Differentiated phenotypic plasticity in larvae of the cannibalistic salamander Hynobius retardatus

Alternative phenotypes in natural populations can arise from either genetic polymorphism or an environmentally induced phenotype, that is, polyphenism. Evolutionary models of polyphenism developed by theoretical studies predict that polyphenism is favored when there are environment-dependent fitness trade-offs between alternatives and that the threshold frequency for a facultative switch between alternative phenotypes is adjusted in accordance with different selection regimes.
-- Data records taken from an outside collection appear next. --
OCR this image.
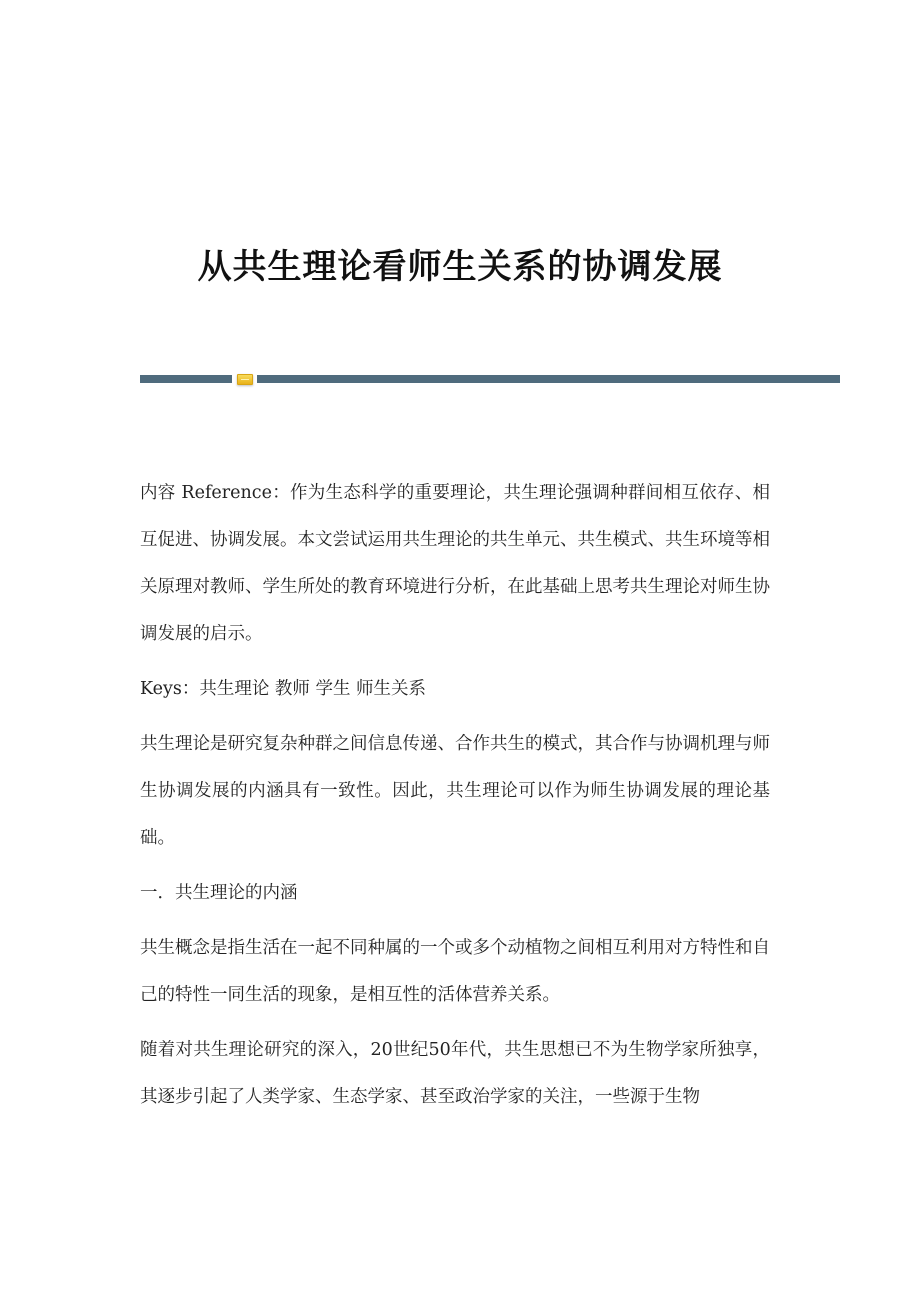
从共生理论看师生关系的协调发展

内容 Reference：作为生态科学的重要理论，共生理论强调种群间相互依存、相互促进、协调发展。本文尝试运用共生理论的共生单元、共生模式、共生环境等相关原理对教师、学生所处的教育环境进行分析，在此基础上思考共生理论对师生协调发展的启示。

Keys：共生理论 教师 学生 师生关系

共生理论是研究复杂种群之间信息传递、合作共生的模式，其合作与协调机理与师生协调发展的内涵具有一致性。因此，共生理论可以作为师生协调发展的理论基础。

一．共生理论的内涵

共生概念是指生活在一起不同种属的一个或多个动植物之间相互利用对方特性和自己的特性一同生活的现象，是相互性的活体营养关系。

随着对共生理论研究的深入，20世纪50年代，共生思想已不为生物学家所独享，其逐步引起了人类学家、生态学家、甚至政治学家的关注，一些源于生物
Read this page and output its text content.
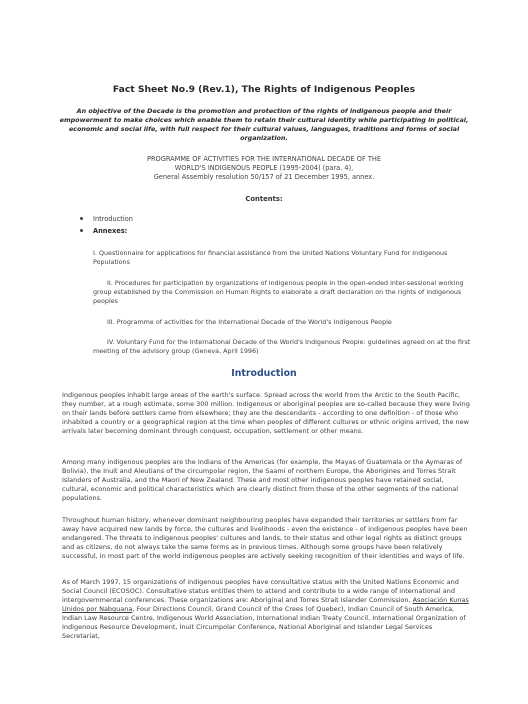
Fact Sheet No.9 (Rev.1), The Rights of Indigenous Peoples
An objective of the Decade is the promotion and protection of the rights of indigenous people and their empowerment to make choices which enable them to retain their cultural identity while participating in political, economic and social life, with full respect for their cultural values, languages, traditions and forms of social organization.
PROGRAMME OF ACTIVITIES FOR THE INTERNATIONAL DECADE OF THE
WORLD'S INDIGENOUS PEOPLE (1995-2004) (para. 4),
General Assembly resolution 50/157 of 21 December 1995, annex.
Contents:
Introduction
Annexes:
I. Questionnaire for applications for financial assistance from the United Nations Voluntary Fund for Indigenous Populations
II. Procedures for participation by organizations of indigenous people in the open-ended inter-sessional working group established by the Commission on Human Rights to elaborate a draft declaration on the rights of indigenous peoples
III. Programme of activities for the International Decade of the World's Indigenous People
IV. Voluntary Fund for the International Decade of the World's Indigenous People: guidelines agreed on at the first meeting of the advisory group (Geneva, April 1996)
Introduction
Indigenous peoples inhabit large areas of the earth's surface. Spread across the world from the Arctic to the South Pacific, they number, at a rough estimate, some 300 million. Indigenous or aboriginal peoples are so-called because they were living on their lands before settlers came from elsewhere; they are the descendants - according to one definition - of those who inhabited a country or a geographical region at the time when peoples of different cultures or ethnic origins arrived, the new arrivals later becoming dominant through conquest, occupation, settlement or other means.
Among many indigenous peoples are the Indians of the Americas (for example, the Mayas of Guatemala or the Aymaras of Bolivia), the Inuit and Aleutians of the circumpolar region, the Saami of northern Europe, the Aborigines and Torres Strait Islanders of Australia, and the Maori of New Zealand. These and most other indigenous peoples have retained social, cultural, economic and political characteristics which are clearly distinct from those of the other segments of the national populations.
Throughout human history, whenever dominant neighbouring peoples have expanded their territories or settlers from far away have acquired new lands by force, the cultures and livelihoods - even the existence - of indigenous peoples have been endangered. The threats to indigenous peoples' cultures and lands, to their status and other legal rights as distinct groups and as citizens, do not always take the same forms as in previous times. Although some groups have been relatively successful, in most part of the world indigenous peoples are actively seeking recognition of their identities and ways of life.
As of March 1997, 15 organizations of indigenous peoples have consultative status with the United Nations Economic and Social Council (ECOSOC). Consultative status entitles them to attend and contribute to a wide range of international and intergovernmental conferences. These organizations are: Aboriginal and Torres Strait Islander Commission, Asociación Kunas Unidos por Nabguana, Four Directions Council, Grand Council of the Crees (of Quebec), Indian Council of South America, Indian Law Resource Centre, Indigenous World Association, International Indian Treaty Council, International Organization of Indigenous Resource Development, Inuit Circumpolar Conference, National Aboriginal and Islander Legal Services Secretariat,
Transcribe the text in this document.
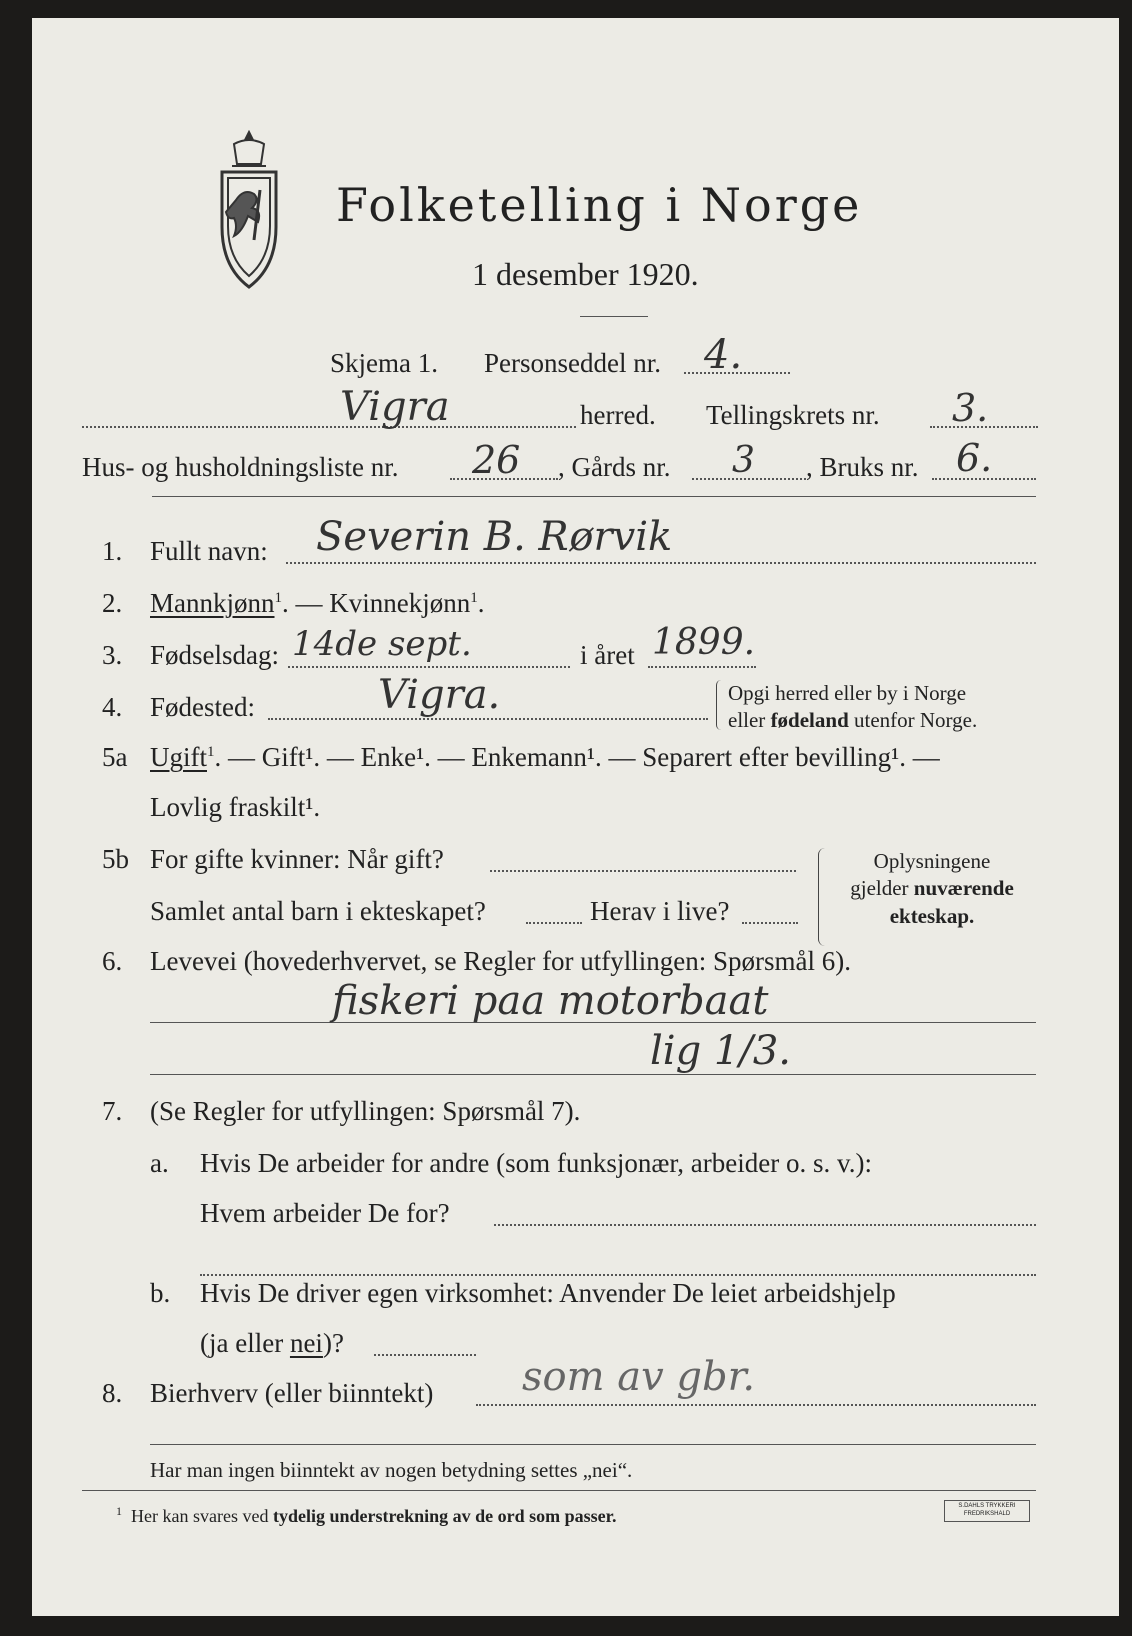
Folketelling i Norge
1 desember 1920.
Skjema 1. Personseddel nr. 4.
Vigra	herred. Tellingskrets nr. 3.
Hus- og husholdningsliste nr. 26 , Gårds nr. 3 , Bruks nr. 6.
1. Fullt navn: Severin B. Rørvik
2. Mannkjønn$^1$. — Kvinnekjønn$^1$.
3. Fødselsdag: 14de sept.	i året 1899.
4. Fødested:	Vigra.	Opgi herred eller by i Norge
eller fødeland utenfor Norge.
5a Ugift$^1$. — Gift¹. — Enke¹. — Enkemann¹. — Separert efter bevilling¹. —
Lovlig fraskilt¹.
5b For gifte kvinner: Når gift?
Samlet antal barn i ekteskapet?	Herav i live?
Oplysningene
gjelder nuværende
ekteskap.
6. Levevei (hovederhvervet, se Regler for utfyllingen: Spørsmål 6).
fiskeri paa motorbaat
lig 1/3.
7. (Se Regler for utfyllingen: Spørsmål 7).
a. Hvis De arbeider for andre (som funksjonær, arbeider o. s. v.):
Hvem arbeider De for?
b. Hvis De driver egen virksomhet: Anvender De leiet arbeidshjelp
(ja eller nei)?
8. Bierhverv (eller biinntekt) som av gbr.
Har man ingen biinntekt av nogen betydning settes „nei“.
$^1$ Her kan svares ved tydelig understrekning av de ord som passer.	S.DAHLS TRYKKERI FREDRIKSHALD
The broad-headed (alternative) larval morph of Hynobius retardatus, which is induced by crowding with conspecifics or heterospecific anuran (Rana pirica) larvae, is a representative example of cannibalistic polyphenism. Morph induction by such proximate factors must reflect evolutionary (conditional frequency-dependent) processes. To clarify the role of frequency-dependent processes in polyphenism, I investigated the occurrence rate of the broad-headed morph under experimental crowding conditions (low conspecific, high conspecific, and high heterospecific densities) using larvae from eight natural populations with different larval densities of conspecifics and heterospecifics, and found interpopulational differences in the expression of the morph. Thus, there is a larval density-dependent equilibrium frequency of the morph in each pond, suggesting that the local switch point for morph induction was modified by selection to produce evolved differences between ponds. The evolution of such interpond differences has three necessary conditions: (1) There are pond-dependent fitness trade-offs between alternatives, (2) The maintenance of the morph is costly, and (3) The presence of conspecific or, especially, heterospecific larvae provides a reliable cue to the receiver.